Autre exemple de lecture féministe avec Marie-Madeleine ou Marie de Magdala. «C’est le personnage féminin qui revient le plus dans les Evangiles», rappelle Lauriane Savoy.
«Elle reste avec Jésus, y compris lorsqu’il va mourir sur la croix alors que tous les disciples hommes ont eu peur, c’est elle qui va au tombeau en premier et découvre la résurrection (...) c’est un personnage fondamental alors qu’on l’a pourtant décrite comme une prostituée qui était aux pieds de Jésus, peut-être même l’amante de Jésus dans des fictions récentes», constate Lauriane Savoy.

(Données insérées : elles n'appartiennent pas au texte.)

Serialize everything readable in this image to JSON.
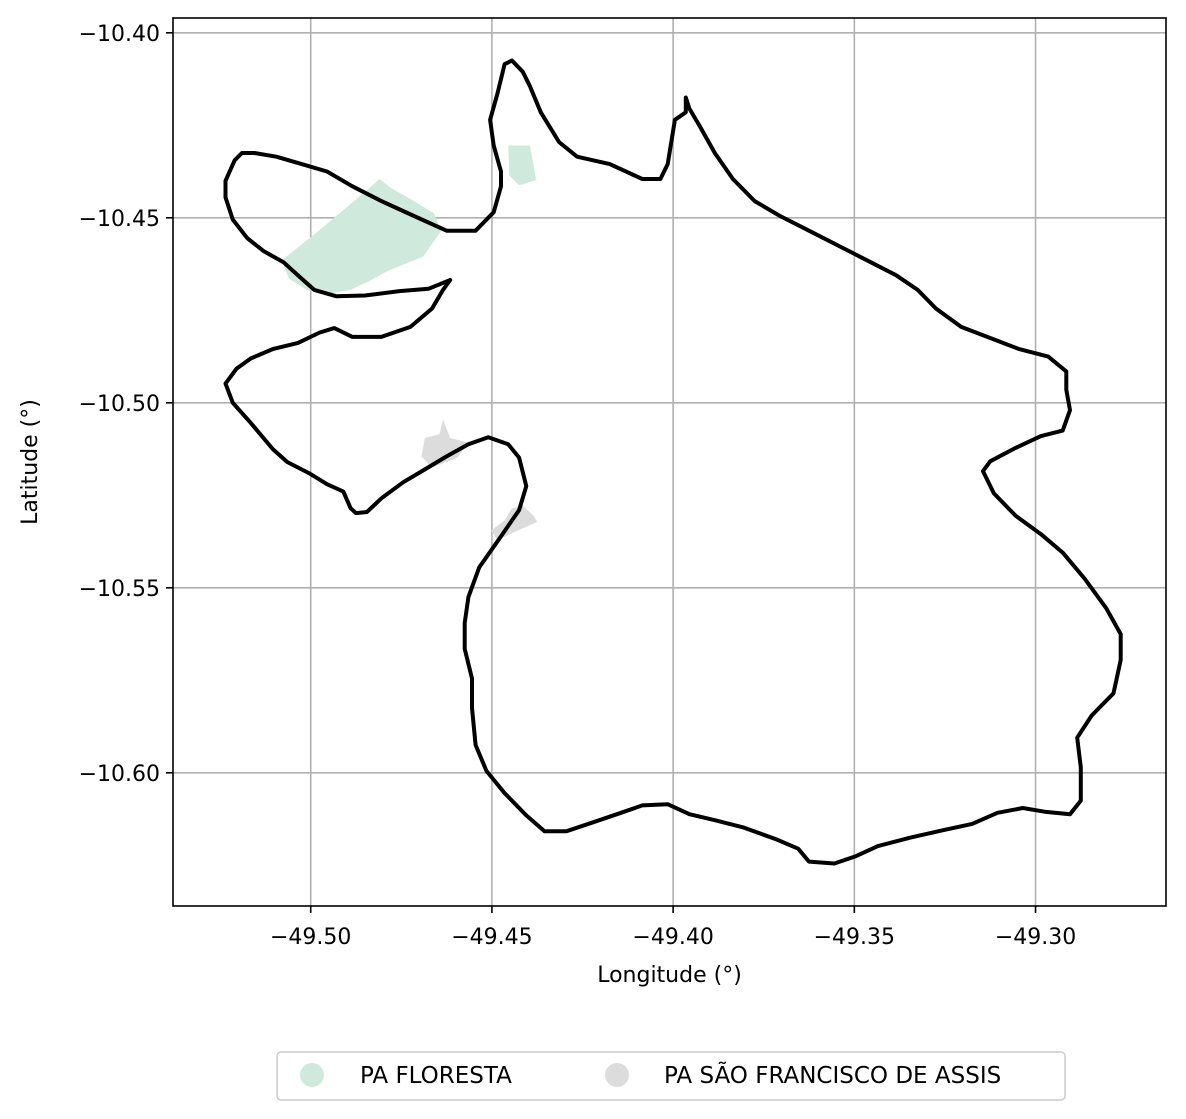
{
  "chart_data": {
    "type": "map",
    "title": "",
    "xlabel": "Longitude (°)",
    "ylabel": "Latitude (°)",
    "xlim": [
      -49.538,
      -49.264
    ],
    "ylim": [
      -10.636,
      -10.396
    ],
    "grid": true,
    "x_ticks": [
      {
        "value": -49.5,
        "label": "−49.50"
      },
      {
        "value": -49.45,
        "label": "−49.45"
      },
      {
        "value": -49.4,
        "label": "−49.40"
      },
      {
        "value": -49.35,
        "label": "−49.35"
      },
      {
        "value": -49.3,
        "label": "−49.30"
      }
    ],
    "y_ticks": [
      {
        "value": -10.4,
        "label": "−10.40"
      },
      {
        "value": -10.45,
        "label": "−10.45"
      },
      {
        "value": -10.5,
        "label": "−10.50"
      },
      {
        "value": -10.55,
        "label": "−10.55"
      },
      {
        "value": -10.6,
        "label": "−10.60"
      }
    ],
    "legend": {
      "placement": "bottom-center",
      "entries": [
        {
          "name": "PA FLORESTA",
          "color": "#cfeadd"
        },
        {
          "name": "PA SÃO FRANCISCO DE ASSIS",
          "color": "#dcdcdc"
        }
      ]
    },
    "areas": [
      {
        "name": "PA FLORESTA",
        "color": "#cfeadd",
        "parts": [
          [
            [
              -49.508,
              -10.4615
            ],
            [
              -49.499,
              -10.4545
            ],
            [
              -49.4905,
              -10.4475
            ],
            [
              -49.4845,
              -10.4425
            ],
            [
              -49.481,
              -10.4395
            ],
            [
              -49.478,
              -10.4418
            ],
            [
              -49.4715,
              -10.4455
            ],
            [
              -49.466,
              -10.4488
            ],
            [
              -49.464,
              -10.4535
            ],
            [
              -49.469,
              -10.4605
            ],
            [
              -49.474,
              -10.4625
            ],
            [
              -49.479,
              -10.4645
            ],
            [
              -49.484,
              -10.4672
            ],
            [
              -49.489,
              -10.4695
            ],
            [
              -49.495,
              -10.4705
            ],
            [
              -49.501,
              -10.4695
            ],
            [
              -49.506,
              -10.4665
            ]
          ],
          [
            [
              -49.4455,
              -10.4305
            ],
            [
              -49.4395,
              -10.4305
            ],
            [
              -49.4378,
              -10.4398
            ],
            [
              -49.4425,
              -10.4412
            ],
            [
              -49.4452,
              -10.4385
            ]
          ]
        ]
      },
      {
        "name": "PA SÃO FRANCISCO DE ASSIS",
        "color": "#dcdcdc",
        "parts": [
          [
            [
              -49.4635,
              -10.5045
            ],
            [
              -49.4615,
              -10.5095
            ],
            [
              -49.4565,
              -10.5108
            ],
            [
              -49.4595,
              -10.5148
            ],
            [
              -49.4665,
              -10.5175
            ],
            [
              -49.4695,
              -10.5145
            ],
            [
              -49.4685,
              -10.5095
            ],
            [
              -49.4645,
              -10.5085
            ]
          ],
          [
            [
              -49.4415,
              -10.5278
            ],
            [
              -49.4385,
              -10.5305
            ],
            [
              -49.4375,
              -10.5322
            ],
            [
              -49.4435,
              -10.5348
            ],
            [
              -49.4485,
              -10.5372
            ],
            [
              -49.4502,
              -10.5345
            ],
            [
              -49.4465,
              -10.5318
            ],
            [
              -49.4445,
              -10.5285
            ]
          ]
        ]
      }
    ],
    "outline": [
      [
        -49.519,
        -10.4325
      ],
      [
        -49.521,
        -10.4345
      ],
      [
        -49.5235,
        -10.44
      ],
      [
        -49.5235,
        -10.4445
      ],
      [
        -49.5215,
        -10.4505
      ],
      [
        -49.5175,
        -10.4555
      ],
      [
        -49.513,
        -10.459
      ],
      [
        -49.5075,
        -10.462
      ],
      [
        -49.503,
        -10.466
      ],
      [
        -49.499,
        -10.4695
      ],
      [
        -49.493,
        -10.4712
      ],
      [
        -49.485,
        -10.471
      ],
      [
        -49.4755,
        -10.4698
      ],
      [
        -49.4675,
        -10.4692
      ],
      [
        -49.4615,
        -10.4668
      ],
      [
        -49.4635,
        -10.4695
      ],
      [
        -49.4665,
        -10.4745
      ],
      [
        -49.4725,
        -10.4795
      ],
      [
        -49.4805,
        -10.4822
      ],
      [
        -49.4885,
        -10.4822
      ],
      [
        -49.4935,
        -10.4798
      ],
      [
        -49.4975,
        -10.481
      ],
      [
        -49.5035,
        -10.4838
      ],
      [
        -49.5105,
        -10.4855
      ],
      [
        -49.5165,
        -10.488
      ],
      [
        -49.5205,
        -10.4908
      ],
      [
        -49.5235,
        -10.4948
      ],
      [
        -49.5215,
        -10.5
      ],
      [
        -49.5165,
        -10.5055
      ],
      [
        -49.5105,
        -10.5125
      ],
      [
        -49.5065,
        -10.516
      ],
      [
        -49.5005,
        -10.519
      ],
      [
        -49.4955,
        -10.522
      ],
      [
        -49.491,
        -10.524
      ],
      [
        -49.489,
        -10.5285
      ],
      [
        -49.4875,
        -10.5298
      ],
      [
        -49.4845,
        -10.5295
      ],
      [
        -49.4805,
        -10.5258
      ],
      [
        -49.4745,
        -10.5215
      ],
      [
        -49.4685,
        -10.518
      ],
      [
        -49.4625,
        -10.5145
      ],
      [
        -49.4565,
        -10.5112
      ],
      [
        -49.451,
        -10.5093
      ],
      [
        -49.4455,
        -10.5112
      ],
      [
        -49.4425,
        -10.5148
      ],
      [
        -49.4405,
        -10.5225
      ],
      [
        -49.4425,
        -10.529
      ],
      [
        -49.4485,
        -10.5375
      ],
      [
        -49.4535,
        -10.5445
      ],
      [
        -49.4565,
        -10.5525
      ],
      [
        -49.4575,
        -10.5595
      ],
      [
        -49.4575,
        -10.5665
      ],
      [
        -49.4555,
        -10.5745
      ],
      [
        -49.4555,
        -10.5825
      ],
      [
        -49.4545,
        -10.5925
      ],
      [
        -49.4515,
        -10.5995
      ],
      [
        -49.4465,
        -10.6055
      ],
      [
        -49.4405,
        -10.6115
      ],
      [
        -49.4355,
        -10.6158
      ],
      [
        -49.4295,
        -10.6158
      ],
      [
        -49.4225,
        -10.6135
      ],
      [
        -49.4155,
        -10.6112
      ],
      [
        -49.4085,
        -10.6088
      ],
      [
        -49.4015,
        -10.6085
      ],
      [
        -49.3955,
        -10.6112
      ],
      [
        -49.3885,
        -10.6128
      ],
      [
        -49.3805,
        -10.6148
      ],
      [
        -49.3715,
        -10.618
      ],
      [
        -49.3655,
        -10.6205
      ],
      [
        -49.3625,
        -10.624
      ],
      [
        -49.3555,
        -10.6245
      ],
      [
        -49.3495,
        -10.6225
      ],
      [
        -49.3435,
        -10.6198
      ],
      [
        -49.3345,
        -10.6175
      ],
      [
        -49.3255,
        -10.6155
      ],
      [
        -49.3175,
        -10.6138
      ],
      [
        -49.3105,
        -10.6108
      ],
      [
        -49.3035,
        -10.6095
      ],
      [
        -49.2975,
        -10.6105
      ],
      [
        -49.2905,
        -10.6112
      ],
      [
        -49.2875,
        -10.6075
      ],
      [
        -49.2875,
        -10.5985
      ],
      [
        -49.2885,
        -10.5905
      ],
      [
        -49.2845,
        -10.5845
      ],
      [
        -49.2785,
        -10.5785
      ],
      [
        -49.2765,
        -10.5695
      ],
      [
        -49.2765,
        -10.5625
      ],
      [
        -49.2805,
        -10.5555
      ],
      [
        -49.2865,
        -10.5475
      ],
      [
        -49.2925,
        -10.5405
      ],
      [
        -49.2985,
        -10.5355
      ],
      [
        -49.3055,
        -10.5305
      ],
      [
        -49.3115,
        -10.5245
      ],
      [
        -49.3145,
        -10.5185
      ],
      [
        -49.3125,
        -10.5158
      ],
      [
        -49.3055,
        -10.5122
      ],
      [
        -49.2985,
        -10.509
      ],
      [
        -49.2925,
        -10.5075
      ],
      [
        -49.2905,
        -10.502
      ],
      [
        -49.2915,
        -10.4965
      ],
      [
        -49.2915,
        -10.4915
      ],
      [
        -49.2965,
        -10.4875
      ],
      [
        -49.3045,
        -10.4855
      ],
      [
        -49.3125,
        -10.4825
      ],
      [
        -49.3205,
        -10.4795
      ],
      [
        -49.3275,
        -10.4745
      ],
      [
        -49.3325,
        -10.4695
      ],
      [
        -49.3385,
        -10.4655
      ],
      [
        -49.3465,
        -10.4615
      ],
      [
        -49.3545,
        -10.4575
      ],
      [
        -49.3625,
        -10.4535
      ],
      [
        -49.3705,
        -10.4495
      ],
      [
        -49.3775,
        -10.4455
      ],
      [
        -49.3835,
        -10.4395
      ],
      [
        -49.3885,
        -10.4325
      ],
      [
        -49.3925,
        -10.4255
      ],
      [
        -49.3955,
        -10.4205
      ],
      [
        -49.3965,
        -10.4175
      ],
      [
        -49.3965,
        -10.4215
      ],
      [
        -49.3995,
        -10.4235
      ],
      [
        -49.4005,
        -10.4295
      ],
      [
        -49.4015,
        -10.4355
      ],
      [
        -49.4035,
        -10.4395
      ],
      [
        -49.4085,
        -10.4395
      ],
      [
        -49.4175,
        -10.4355
      ],
      [
        -49.4265,
        -10.4335
      ],
      [
        -49.4315,
        -10.4295
      ],
      [
        -49.4365,
        -10.4215
      ],
      [
        -49.4395,
        -10.4145
      ],
      [
        -49.4415,
        -10.4105
      ],
      [
        -49.4445,
        -10.4075
      ],
      [
        -49.4465,
        -10.4085
      ],
      [
        -49.4485,
        -10.4165
      ],
      [
        -49.4505,
        -10.4235
      ],
      [
        -49.4495,
        -10.4305
      ],
      [
        -49.4475,
        -10.4375
      ],
      [
        -49.4475,
        -10.4415
      ],
      [
        -49.4495,
        -10.4485
      ],
      [
        -49.4545,
        -10.4535
      ],
      [
        -49.4625,
        -10.4535
      ],
      [
        -49.4715,
        -10.4495
      ],
      [
        -49.4805,
        -10.4455
      ],
      [
        -49.4885,
        -10.4415
      ],
      [
        -49.4955,
        -10.4375
      ],
      [
        -49.5025,
        -10.4355
      ],
      [
        -49.5095,
        -10.4335
      ],
      [
        -49.5155,
        -10.4325
      ],
      [
        -49.519,
        -10.4325
      ]
    ]
  }
}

Les théologiennes prennent également soin de replacer les textes dans leur contexte et leur portée, notamment quand elles relisent certaines lettres envoyées par saint Paul aux communautés chrétiennes naissantes contenant des passages pouvant facilement être lus comme radicalement antiféministes.
«C’est comme si on prenait des lettres que quelqu’un envoie pour donner des conseils en considérant qu’ils sont valables pour l’éternité (...) c’est pour ça qu’on se bat contre une lecture littéraliste qui prend les textes au premier degré», affirme Elisabeth Parmentier.
Le mouvement #MeToo en écho
Les théologiennes abordent ainsi la Bible à travers différentes thématiques : le corps, la séduction, la maternité, la subordination... Le livre s’achève en donnant la parole à Marie, la mère de Jésus.
Et à l’heure où le mouvement #MeToo a redonné vigueur au combat féministe, «chaque chapitre prend appui sur des questions existentielles des femmes, des questions qui se posent aujourd’hui», souligne encore Elisabeth Parmentier.
Le livre se taille «un joli début de succès», se félicite son éditeur, Matthieu Mégevand, directeur de la maison d’édition protestante Labor et Fides.
D’un côté, «on est surpris car, quand on met le mot 'Bible' dans un titre, cela peut avoir tendance à rebuter, dit-il. Mais on pensait aussi qu’il pouvait intéresser étant donné les problématiques féministes actuelles.»
«Par rapport à celles qui disent que l’on doit jeter la Bible si l’on est féministe, nous, notre pari, c’est justement qu’il ne faut pas», insiste Elisabeth Parmentier.